As already mentioned, the contention that Phillips had
panicked was an integral part of the Millers' case. In calling
Phillips as their own witness and questioning her about the
circumstances surrounding Gage's delivery, the Millers sought to
show that, upon discovering Gage's shoulder dystocia, Phillips,
already harried because of Gage's slowing heart rate, simply over-
reacted. At one point, the Millers asked Phillips: "As a matter of
fact, weren't you in a panic about saving this child from dying and
. . . in a hurry to get [the child] out, and you just got it out as
fast as you could, pulling on it?" At various other points, the
Millers questioned Phillips's experience in managing shoulder
dystocia and her knowledge of the proper techniques for resolving
the condition. The Millers asked Phillips to acknowledge that,
since Gage's birth, she had "discussed this [case] with your
experts on how it's supposed to be done"and had read various books
and articles discussing the proper management of shoulder dystocia.
They pressed her to concede that her version of events at trial was
inconsistent with the one she had given in her delivery-room notes,
where she wrote that she had resolved Gage's dystocia "with
Throughout this line of questioning, the Millers
suggested that Phillips did not know the proper treatment for
resolving shoulder dystocia when Gage was born, that she had
reviewed the techniques after Gage's delivery, and that she had
applied her newfound knowledge to concoct the self-serving,
exculpatory version of events she presented at trial. In short,
the clear implication of the Millers' questioning was that
Phillips's trial testimony was a recent fabrication.

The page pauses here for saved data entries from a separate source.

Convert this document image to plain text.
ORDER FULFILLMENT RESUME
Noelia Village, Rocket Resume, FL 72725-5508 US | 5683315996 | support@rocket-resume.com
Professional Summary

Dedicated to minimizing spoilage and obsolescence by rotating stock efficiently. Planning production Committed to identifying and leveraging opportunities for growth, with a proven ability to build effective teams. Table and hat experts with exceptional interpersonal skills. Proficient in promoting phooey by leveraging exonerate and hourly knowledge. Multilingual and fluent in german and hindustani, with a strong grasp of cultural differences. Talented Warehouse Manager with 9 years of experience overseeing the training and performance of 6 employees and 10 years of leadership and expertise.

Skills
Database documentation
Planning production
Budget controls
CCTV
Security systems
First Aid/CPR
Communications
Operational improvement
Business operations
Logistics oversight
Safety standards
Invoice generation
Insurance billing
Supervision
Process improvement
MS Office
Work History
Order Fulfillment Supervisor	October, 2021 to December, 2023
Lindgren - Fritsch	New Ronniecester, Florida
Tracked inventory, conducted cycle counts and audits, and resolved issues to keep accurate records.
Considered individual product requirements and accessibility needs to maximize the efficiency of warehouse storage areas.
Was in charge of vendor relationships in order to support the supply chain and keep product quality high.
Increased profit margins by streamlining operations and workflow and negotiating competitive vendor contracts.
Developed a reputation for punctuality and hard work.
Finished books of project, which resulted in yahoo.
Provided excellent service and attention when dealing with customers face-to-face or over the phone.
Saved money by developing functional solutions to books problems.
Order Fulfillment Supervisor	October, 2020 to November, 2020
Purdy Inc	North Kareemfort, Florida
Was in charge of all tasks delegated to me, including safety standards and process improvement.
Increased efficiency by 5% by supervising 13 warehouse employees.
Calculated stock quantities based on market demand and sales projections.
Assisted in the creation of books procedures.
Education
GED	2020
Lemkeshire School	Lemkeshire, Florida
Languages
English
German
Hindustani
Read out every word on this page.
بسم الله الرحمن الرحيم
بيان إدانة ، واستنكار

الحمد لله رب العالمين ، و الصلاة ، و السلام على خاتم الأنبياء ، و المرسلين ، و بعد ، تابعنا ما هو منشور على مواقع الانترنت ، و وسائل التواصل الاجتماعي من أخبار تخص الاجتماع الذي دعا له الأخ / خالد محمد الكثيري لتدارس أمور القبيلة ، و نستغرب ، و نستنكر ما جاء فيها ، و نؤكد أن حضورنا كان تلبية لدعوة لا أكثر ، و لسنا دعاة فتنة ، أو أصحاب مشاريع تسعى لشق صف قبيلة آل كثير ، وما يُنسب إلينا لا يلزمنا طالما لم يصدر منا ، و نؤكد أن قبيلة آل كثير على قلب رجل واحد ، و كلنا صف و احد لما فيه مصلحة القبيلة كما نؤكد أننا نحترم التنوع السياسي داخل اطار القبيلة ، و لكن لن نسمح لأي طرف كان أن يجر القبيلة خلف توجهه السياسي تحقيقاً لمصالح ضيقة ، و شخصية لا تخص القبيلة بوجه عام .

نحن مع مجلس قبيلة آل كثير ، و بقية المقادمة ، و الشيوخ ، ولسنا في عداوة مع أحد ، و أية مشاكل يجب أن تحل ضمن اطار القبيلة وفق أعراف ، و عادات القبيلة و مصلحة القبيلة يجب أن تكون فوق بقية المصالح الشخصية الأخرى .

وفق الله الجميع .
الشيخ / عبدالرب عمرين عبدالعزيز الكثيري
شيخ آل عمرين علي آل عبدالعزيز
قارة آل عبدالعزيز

Considering this theory of negligence, the trial court
did not err in concluding that the Millers had called into question
Phillips's knowledge, experience, and ability to deal with births
involving shoulder dystocia; nor did the court abuse its discretion
in allowing Phillips to respond by presenting testimony of medical
professionals who knew Phillips to have been capable of competently
managing such deliveries.
Most of the evidence that the Millers now claim was
barred under Evidence Rule 404(a) consisted of testimony directly
describing Phillips's experience, knowledge, and competency in
dealing with dystocia. [Fn. 9] This was not character evidence.
Both Dr. Newton and Nurse Leng were also briefly
questioned about Phillips's demeanor on past occasions and did
state that they had never seen her panic. This testimony dealt
with Phillips's emotional response and therefore may be viewed more
readily as character evidence. It is much like evidence of prior
non-negligent behavior that generally is barred when offered to
prove that the actor was not negligent on a particular occasion.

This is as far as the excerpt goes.